Evaluate the effects of lemborexant (LEM), a competitive dual orexin receptor antagonist approved in multiple countries for the treatment of insomnia disorder, in patients with comorbid insomnia and obstructive sleep apnea (COMISA) of mild severity.
Insomnia and obstructive sleep apnea (OSA) are frequent comorbid sleep disorders. However, commonly prescribed hypnotic drugs may exacerbate pre-existing respiratory dysfunction.

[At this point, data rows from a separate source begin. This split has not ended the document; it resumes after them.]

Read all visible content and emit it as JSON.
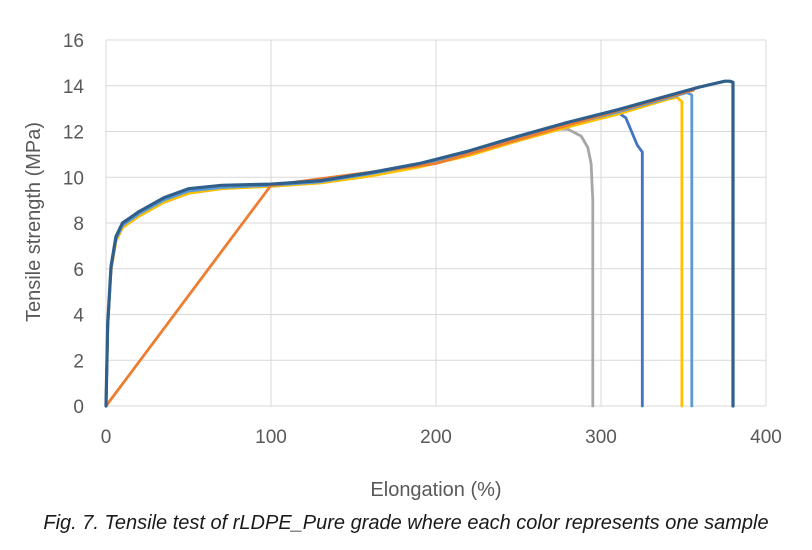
{
  "caption": "Fig. 7. Tensile test of rLDPE_Pure grade where each color represents one sample",
  "chart_data": {
    "type": "line",
    "title": "",
    "xlabel": "Elongation (%)",
    "ylabel": "Tensile strength (MPa)",
    "xlim": [
      0,
      400
    ],
    "ylim": [
      0,
      16
    ],
    "xticks": [
      0,
      100,
      200,
      300,
      400
    ],
    "yticks": [
      0,
      2,
      4,
      6,
      8,
      10,
      12,
      14,
      16
    ],
    "grid": "vertical and horizontal major gridlines",
    "legend": "none",
    "series": [
      {
        "color": "#a6a6a6",
        "x": [
          0,
          1,
          3,
          6,
          10,
          20,
          35,
          50,
          70,
          100,
          130,
          160,
          190,
          220,
          250,
          275,
          280,
          288,
          292,
          294,
          295,
          295
        ],
        "y": [
          0,
          3.5,
          6.0,
          7.2,
          7.8,
          8.3,
          8.9,
          9.3,
          9.5,
          9.65,
          9.8,
          10.1,
          10.5,
          11.0,
          11.6,
          12.1,
          12.1,
          11.8,
          11.3,
          10.6,
          9,
          0
        ]
      },
      {
        "color": "#4472c4",
        "x": [
          0,
          1,
          3,
          6,
          10,
          20,
          35,
          50,
          70,
          100,
          130,
          160,
          190,
          220,
          250,
          280,
          310,
          315,
          322,
          325,
          325,
          325
        ],
        "y": [
          0,
          3.5,
          6.0,
          7.3,
          7.9,
          8.4,
          9.0,
          9.4,
          9.55,
          9.65,
          9.8,
          10.15,
          10.55,
          11.1,
          11.7,
          12.3,
          12.85,
          12.6,
          11.4,
          11.1,
          10.9,
          0
        ]
      },
      {
        "color": "#ffc000",
        "x": [
          0,
          1,
          3,
          6,
          10,
          20,
          35,
          50,
          70,
          100,
          130,
          160,
          190,
          220,
          250,
          280,
          310,
          340,
          346,
          349,
          349
        ],
        "y": [
          0,
          3.4,
          5.9,
          7.2,
          7.8,
          8.3,
          8.9,
          9.3,
          9.5,
          9.6,
          9.75,
          10.05,
          10.45,
          10.95,
          11.6,
          12.2,
          12.75,
          13.4,
          13.5,
          13.3,
          0
        ]
      },
      {
        "color": "#5b9bd5",
        "x": [
          0,
          1,
          3,
          6,
          10,
          20,
          35,
          50,
          70,
          100,
          130,
          160,
          190,
          220,
          250,
          280,
          310,
          340,
          352,
          355,
          355
        ],
        "y": [
          0,
          3.5,
          6.0,
          7.3,
          7.9,
          8.4,
          9.0,
          9.4,
          9.55,
          9.65,
          9.8,
          10.15,
          10.55,
          11.1,
          11.7,
          12.3,
          12.85,
          13.45,
          13.7,
          13.6,
          0
        ]
      },
      {
        "color": "#ed7d31",
        "x": [
          0,
          100,
          200,
          300,
          350,
          356
        ],
        "y": [
          0,
          9.65,
          10.6,
          12.7,
          13.7,
          13.8
        ]
      },
      {
        "color": "#2f5f8a",
        "x": [
          0,
          1,
          3,
          6,
          10,
          20,
          35,
          50,
          70,
          100,
          130,
          160,
          190,
          220,
          250,
          280,
          310,
          340,
          360,
          375,
          378,
          380,
          380
        ],
        "y": [
          0,
          3.6,
          6.1,
          7.4,
          8.0,
          8.5,
          9.1,
          9.5,
          9.65,
          9.7,
          9.85,
          10.2,
          10.6,
          11.15,
          11.8,
          12.4,
          12.95,
          13.55,
          13.95,
          14.2,
          14.2,
          14.15,
          0
        ]
      }
    ]
  }
}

Study E2006-G000-304 (Study 304; NCT02783729) was a 1-month, randomized, double-blind, placebo (PBO)-controlled and active-comparator (zolpidem tartrate extended release 6.25mg [ZOL]) study of LEM 5mg (LEM5) and LEM 10mg (LEM10). This post-hoc analysis included subjects age ≥55y with both insomnia disorder and mild OSA (apnea hypopnea index [AHI] ≥5 and <15 events/h of sleep). Sleep onset (latency to persistent sleep [LPS]), sleep efficiency (SE = total sleep time / time in bed), wake after sleep onset (WASO), and WASO in the second half of the night (WASO2H) were assessed at Nights 1/2 (NT1/2) and Nights 29/30 (NT29/30) using polysomnography.

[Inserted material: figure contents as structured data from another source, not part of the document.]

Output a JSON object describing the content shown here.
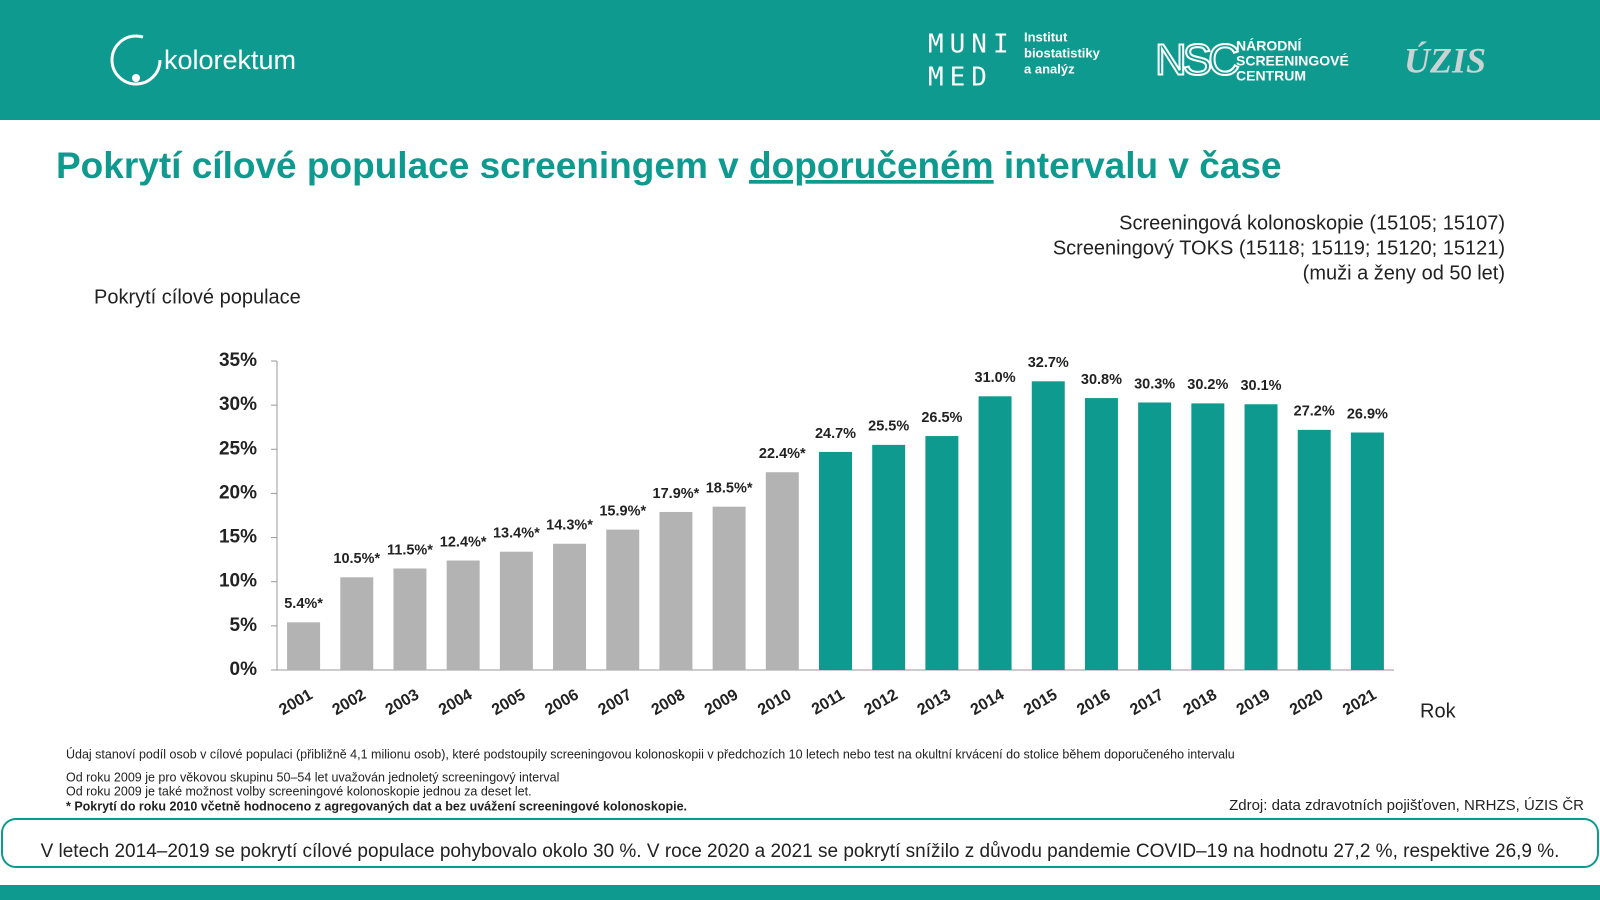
{
  "header": {
    "brand": "kolorektum",
    "muni": "MUNI",
    "med": "MED",
    "institute": [
      "Institut",
      "biostatistiky",
      "a analýz"
    ],
    "nsc": "NSC",
    "nsc_name": [
      "NÁRODNÍ",
      "SCREENINGOVÉ",
      "CENTRUM"
    ],
    "uzis": "ÚZIS"
  },
  "chart_data": {
    "type": "bar",
    "title": [
      "Pokrytí cílové populace screeningem v ",
      "doporučeném",
      " intervalu v čase"
    ],
    "subtitle": [
      "Screeningová kolonoskopie (15105; 15107)",
      "Screeningový TOKS (15118; 15119; 15120; 15121)",
      "(muži a ženy od 50 let)"
    ],
    "ylabel": "Pokrytí cílové populace",
    "xlabel": "Rok",
    "categories": [
      "2001",
      "2002",
      "2003",
      "2004",
      "2005",
      "2006",
      "2007",
      "2008",
      "2009",
      "2010",
      "2011",
      "2012",
      "2013",
      "2014",
      "2015",
      "2016",
      "2017",
      "2018",
      "2019",
      "2020",
      "2021"
    ],
    "values": [
      5.4,
      10.5,
      11.5,
      12.4,
      13.4,
      14.3,
      15.9,
      17.9,
      18.5,
      22.4,
      24.7,
      25.5,
      26.5,
      31.0,
      32.7,
      30.8,
      30.3,
      30.2,
      30.1,
      27.2,
      26.9
    ],
    "value_labels": [
      "5.4%*",
      "10.5%*",
      "11.5%*",
      "12.4%*",
      "13.4%*",
      "14.3%*",
      "15.9%*",
      "17.9%*",
      "18.5%*",
      "22.4%*",
      "24.7%",
      "25.5%",
      "26.5%",
      "31.0%",
      "32.7%",
      "30.8%",
      "30.3%",
      "30.2%",
      "30.1%",
      "27.2%",
      "26.9%"
    ],
    "colors": [
      "#b3b3b3",
      "#b3b3b3",
      "#b3b3b3",
      "#b3b3b3",
      "#b3b3b3",
      "#b3b3b3",
      "#b3b3b3",
      "#b3b3b3",
      "#b3b3b3",
      "#b3b3b3",
      "#0e9a8f",
      "#0e9a8f",
      "#0e9a8f",
      "#0e9a8f",
      "#0e9a8f",
      "#0e9a8f",
      "#0e9a8f",
      "#0e9a8f",
      "#0e9a8f",
      "#0e9a8f",
      "#0e9a8f"
    ],
    "ylim": [
      0,
      35
    ],
    "yticks": [
      {
        "value": 0,
        "label": "0%"
      },
      {
        "value": 5,
        "label": "5%"
      },
      {
        "value": 10,
        "label": "10%"
      },
      {
        "value": 15,
        "label": "15%"
      },
      {
        "value": 20,
        "label": "20%"
      },
      {
        "value": 25,
        "label": "25%"
      },
      {
        "value": 30,
        "label": "30%"
      },
      {
        "value": 35,
        "label": "35%"
      }
    ],
    "grid": false
  },
  "notes": [
    "Údaj stanoví podíl osob v cílové populaci (přibližně 4,1 milionu osob), které podstoupily screeningovou kolonoskopii v předchozích 10 letech nebo test na okultní krvácení do stolice během doporučeného intervalu",
    "Od roku 2009 je pro věkovou skupinu 50–54 let uvažován jednoletý screeningový interval",
    "Od roku 2009 je také možnost volby screeningové kolonoskopie jednou za deset let.",
    "* Pokrytí do roku 2010 včetně hodnoceno z agregovaných dat a bez uvážení screeningové kolonoskopie."
  ],
  "source": "Zdroj: data zdravotních pojišťoven, NRHZS, ÚZIS ČR",
  "summary": "V letech 2014–2019 se pokrytí cílové populace pohybovalo okolo 30 %. V roce 2020 a 2021 se pokrytí snížilo z důvodu pandemie COVID–19 na hodnotu 27,2 %, respektive 26,9 %."
}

40.8% of the population (n=410/1006) had mild OSA, with AHI (mean [SD]) at screening of 9.33 (2.9) events/h; median age 65y, and 83.9% were female. Changes from baseline in SE were larger (increased, indicating improvement) and significantly different for both LEM5 and LEM10 versus PBO and ZOL (P<0.05) on NT1/2 and NT29/30. Compared with PBO, changes from baseline in LPS, WASO, and WASO2H were all larger (decreased, indicating improvement) and significantly different (P<0.005) with LEM5 and LEM10 at both time points. Compared with ZOL, LEM10 produced significantly greater decreases from baseline for LPS, WASO, and WASO2H at NT1/2 and NT29/30 (P<0.01, all assessments); and LEM5 on NT29/30 (P<0.02, all assessments). LEM was well tolerated and consistent with its known safety profile.
These results demonstrate the effectiveness of LEM versus PBO and ZOL in an older patient population with untreated COMISA of mild severity.